The following is a simple C program:

#include <stdio.h>

typedef struct
{
    char a;
    double b;
} A;
int main(void) {
    printf("sizeof(A) is %d bytes\n", sizeof(A));
    return 0;
}

When I compiled it into 32-bit program, the output is:

sizeof(A) is 12 bytes

I know the structure memory modle should be:

 ____________________________
|a|3 padding| b              |
 ————————————————————————————

But When I compiled it into 64-bit program, the output is:

sizeof(A) is 16 bytes

So the structure memory modle should be:

 ____________________________________
|a|7 padding        | b              |
 ____________________________________

Personally, I think no matter the program is 32-bit or 64-bit, the size of structure should always be 16 bytes (since char is 1 byte long, and the alignment of double is 8 bytes). Why the size is 12 bytes in 32-bit program?

Answer 1

After delving into this question, I want to answer the question myself.

My OS is Solaris, and this issue occurs on X86(Jonathan Leffler's comment is right). When I test it on SPARC, both 32-bit and 64-bit program output "sizeof(A) is 16 bytes".

I think the reasons are:

1. On X86, accessing a non-aligned data will not cause the program to down, it will only affect the performance. For 32-bit program, the CPU instructions can access 4-byte of memory at a time, so accessing 8-byte double will use 2 instructions, it has no need to align the data. But for 64-bit program, the CPU instructions can access 8-byte of memory at a time, so aligning the 8-byte double will use only 1 instruction to get the data, and this will improve performance.
2. Ox SPARC, the data requires strict alignment, else it will cause "Bus error". So there are always 7 padding bytes before double data to make it aligned on the 8-byte address.

Simply, this issue depends on CPU, as user694733 has answered.

Answer 2

On Intel CPU, BOTH 32-bit and 64-bit machine, floating-point instruction of the "SIMD" variation read/write either 16 bytes ( 2 doubles) or 8 bytes (a single double), at a single machine instruction. Those are the most common instructions for handling floating-points. It is all a matter of SPEED:

Reading a single data item may be done either by "the aligned read instruction", or by the "unaligned read instruction". The aligned version is ensured to be quicker. Unaligned instruction has to deal with complicated cases where the data is split between two cache lines, or even two different memory pages. Further more, the CPU is optimized for certain instructions, namely the aligned ones. So much optimized, that reading a 1-byte data is more time-consuming then reading 16 aligned bytes. The archaic 1-bytes instructions of the 8088 ( MOV AL / MOV AH etc) are not hardware optimized.

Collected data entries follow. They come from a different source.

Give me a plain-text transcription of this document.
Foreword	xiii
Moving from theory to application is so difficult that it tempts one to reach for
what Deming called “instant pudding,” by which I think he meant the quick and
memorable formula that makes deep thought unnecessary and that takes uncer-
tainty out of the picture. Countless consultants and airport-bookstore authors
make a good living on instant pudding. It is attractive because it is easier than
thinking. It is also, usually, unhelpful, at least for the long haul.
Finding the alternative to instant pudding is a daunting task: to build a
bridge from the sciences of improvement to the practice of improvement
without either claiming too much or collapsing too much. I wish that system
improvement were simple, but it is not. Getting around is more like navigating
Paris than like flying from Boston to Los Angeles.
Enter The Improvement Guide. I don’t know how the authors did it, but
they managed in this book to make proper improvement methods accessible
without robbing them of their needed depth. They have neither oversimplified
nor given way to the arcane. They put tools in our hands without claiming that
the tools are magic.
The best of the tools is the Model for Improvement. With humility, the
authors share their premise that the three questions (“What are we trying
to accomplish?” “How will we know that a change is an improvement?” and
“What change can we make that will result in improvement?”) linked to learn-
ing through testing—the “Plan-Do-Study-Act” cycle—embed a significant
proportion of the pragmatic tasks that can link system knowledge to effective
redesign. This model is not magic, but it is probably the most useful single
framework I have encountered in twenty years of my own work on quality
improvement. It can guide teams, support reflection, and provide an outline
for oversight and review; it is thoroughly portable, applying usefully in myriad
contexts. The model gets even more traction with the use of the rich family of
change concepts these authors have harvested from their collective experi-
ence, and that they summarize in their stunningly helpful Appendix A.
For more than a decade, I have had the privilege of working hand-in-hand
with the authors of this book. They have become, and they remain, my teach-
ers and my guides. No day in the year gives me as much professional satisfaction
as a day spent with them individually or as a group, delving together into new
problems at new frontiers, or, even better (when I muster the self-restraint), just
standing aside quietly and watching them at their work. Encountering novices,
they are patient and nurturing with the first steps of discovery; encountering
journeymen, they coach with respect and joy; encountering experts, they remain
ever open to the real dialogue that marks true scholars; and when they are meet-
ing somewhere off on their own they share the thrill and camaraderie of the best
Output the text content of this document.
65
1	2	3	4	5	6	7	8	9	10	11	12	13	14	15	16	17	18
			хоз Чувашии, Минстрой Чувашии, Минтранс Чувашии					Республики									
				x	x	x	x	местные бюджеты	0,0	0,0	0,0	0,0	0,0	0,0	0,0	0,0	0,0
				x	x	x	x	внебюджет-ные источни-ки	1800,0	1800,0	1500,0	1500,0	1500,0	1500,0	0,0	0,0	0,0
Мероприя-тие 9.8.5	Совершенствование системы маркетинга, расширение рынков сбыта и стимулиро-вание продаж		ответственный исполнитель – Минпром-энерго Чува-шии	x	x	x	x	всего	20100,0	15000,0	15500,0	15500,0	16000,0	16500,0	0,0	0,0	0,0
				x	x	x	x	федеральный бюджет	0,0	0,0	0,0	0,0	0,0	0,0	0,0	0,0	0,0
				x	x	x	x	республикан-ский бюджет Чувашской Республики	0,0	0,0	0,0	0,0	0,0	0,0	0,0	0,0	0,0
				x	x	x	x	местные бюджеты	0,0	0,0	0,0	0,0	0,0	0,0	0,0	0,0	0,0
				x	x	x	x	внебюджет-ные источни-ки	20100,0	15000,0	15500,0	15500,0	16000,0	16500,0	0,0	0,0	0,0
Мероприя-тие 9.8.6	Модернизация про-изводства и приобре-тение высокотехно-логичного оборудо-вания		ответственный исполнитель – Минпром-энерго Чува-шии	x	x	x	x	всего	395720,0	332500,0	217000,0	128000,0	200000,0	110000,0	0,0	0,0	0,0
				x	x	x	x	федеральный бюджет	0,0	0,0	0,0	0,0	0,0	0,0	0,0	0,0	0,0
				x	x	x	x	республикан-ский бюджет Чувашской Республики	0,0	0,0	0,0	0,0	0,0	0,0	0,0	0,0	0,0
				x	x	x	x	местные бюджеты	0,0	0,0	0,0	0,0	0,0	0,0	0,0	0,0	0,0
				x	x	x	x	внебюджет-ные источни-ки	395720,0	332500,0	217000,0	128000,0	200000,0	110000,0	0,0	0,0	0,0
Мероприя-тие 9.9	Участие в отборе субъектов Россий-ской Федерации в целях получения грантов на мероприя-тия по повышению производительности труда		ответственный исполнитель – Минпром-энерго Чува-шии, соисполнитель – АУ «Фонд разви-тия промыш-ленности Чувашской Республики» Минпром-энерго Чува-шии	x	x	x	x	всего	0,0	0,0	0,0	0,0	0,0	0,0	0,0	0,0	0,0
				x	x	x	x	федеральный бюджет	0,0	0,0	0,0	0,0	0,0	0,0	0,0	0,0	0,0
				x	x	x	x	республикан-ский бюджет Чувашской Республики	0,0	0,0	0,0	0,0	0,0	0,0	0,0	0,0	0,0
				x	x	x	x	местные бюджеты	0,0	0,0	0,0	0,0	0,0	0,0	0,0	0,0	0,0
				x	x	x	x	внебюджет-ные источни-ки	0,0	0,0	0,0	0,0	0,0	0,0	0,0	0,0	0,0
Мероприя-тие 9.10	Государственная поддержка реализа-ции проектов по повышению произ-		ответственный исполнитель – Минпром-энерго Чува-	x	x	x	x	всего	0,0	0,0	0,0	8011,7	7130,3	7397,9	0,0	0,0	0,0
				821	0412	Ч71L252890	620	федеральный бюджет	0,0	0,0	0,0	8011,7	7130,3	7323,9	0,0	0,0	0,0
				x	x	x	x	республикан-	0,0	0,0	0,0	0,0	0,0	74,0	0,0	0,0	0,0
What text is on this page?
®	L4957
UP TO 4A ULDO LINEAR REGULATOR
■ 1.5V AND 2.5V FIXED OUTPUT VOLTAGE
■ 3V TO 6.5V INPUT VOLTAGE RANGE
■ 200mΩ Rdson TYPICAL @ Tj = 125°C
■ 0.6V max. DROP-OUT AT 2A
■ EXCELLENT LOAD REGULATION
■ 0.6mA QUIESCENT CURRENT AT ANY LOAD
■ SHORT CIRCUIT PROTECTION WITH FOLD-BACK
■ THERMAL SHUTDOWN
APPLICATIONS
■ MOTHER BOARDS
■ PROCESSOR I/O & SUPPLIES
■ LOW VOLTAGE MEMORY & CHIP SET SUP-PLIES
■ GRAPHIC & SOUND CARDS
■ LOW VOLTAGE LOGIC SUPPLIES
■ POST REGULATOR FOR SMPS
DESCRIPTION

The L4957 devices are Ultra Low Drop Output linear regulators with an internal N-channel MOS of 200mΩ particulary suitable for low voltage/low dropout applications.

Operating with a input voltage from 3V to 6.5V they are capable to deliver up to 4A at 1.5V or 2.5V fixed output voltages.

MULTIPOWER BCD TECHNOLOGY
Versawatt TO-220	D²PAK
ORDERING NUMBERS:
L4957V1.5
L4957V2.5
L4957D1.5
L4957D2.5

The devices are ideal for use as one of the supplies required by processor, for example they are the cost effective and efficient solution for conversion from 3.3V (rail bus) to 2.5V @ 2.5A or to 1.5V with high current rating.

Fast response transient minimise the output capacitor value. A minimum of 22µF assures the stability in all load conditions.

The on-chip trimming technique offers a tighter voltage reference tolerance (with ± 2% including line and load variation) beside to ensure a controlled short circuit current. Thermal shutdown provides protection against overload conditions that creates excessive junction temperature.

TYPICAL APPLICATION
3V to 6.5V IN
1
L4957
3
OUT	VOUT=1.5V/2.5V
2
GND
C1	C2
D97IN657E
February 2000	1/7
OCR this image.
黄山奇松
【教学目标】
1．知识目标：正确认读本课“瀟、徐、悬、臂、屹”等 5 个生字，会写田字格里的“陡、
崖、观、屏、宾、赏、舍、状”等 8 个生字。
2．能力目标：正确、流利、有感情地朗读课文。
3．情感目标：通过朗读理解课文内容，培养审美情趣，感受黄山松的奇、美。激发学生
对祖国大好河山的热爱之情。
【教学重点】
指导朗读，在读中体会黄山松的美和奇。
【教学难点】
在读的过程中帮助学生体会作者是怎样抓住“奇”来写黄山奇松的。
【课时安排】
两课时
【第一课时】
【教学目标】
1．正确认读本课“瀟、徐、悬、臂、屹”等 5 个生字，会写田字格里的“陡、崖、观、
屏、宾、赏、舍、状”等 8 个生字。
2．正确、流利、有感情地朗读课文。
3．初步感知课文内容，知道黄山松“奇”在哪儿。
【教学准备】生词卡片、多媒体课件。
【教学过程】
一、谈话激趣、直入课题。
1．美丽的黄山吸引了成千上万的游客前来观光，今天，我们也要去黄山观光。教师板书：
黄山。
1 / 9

The Compiler writer has to choose either a dense code, or a fast code. In the old days when my PC had 16 KB of memory, memory was scarce. Later, one could instruct the compiler exactly how to align structure members. When 64-bits CPU came out, memory was cheap enough that structures sizes became a multiple of 16-bytes, and each structure member is aligned on its natural boundary - according to its type: even address for shorts, mod(4,0) for int and floats, mod(8,0) for _int64 and doubles, mod(16,0) for _mm128, mode(32,0) for _mm256

Answer 3

It is implementation defined.

In the end it's depended on what limits the CPU instructions have when accessing memory. Compilers in general try to pick layout that is most efficient in speed first, and in memory usage second.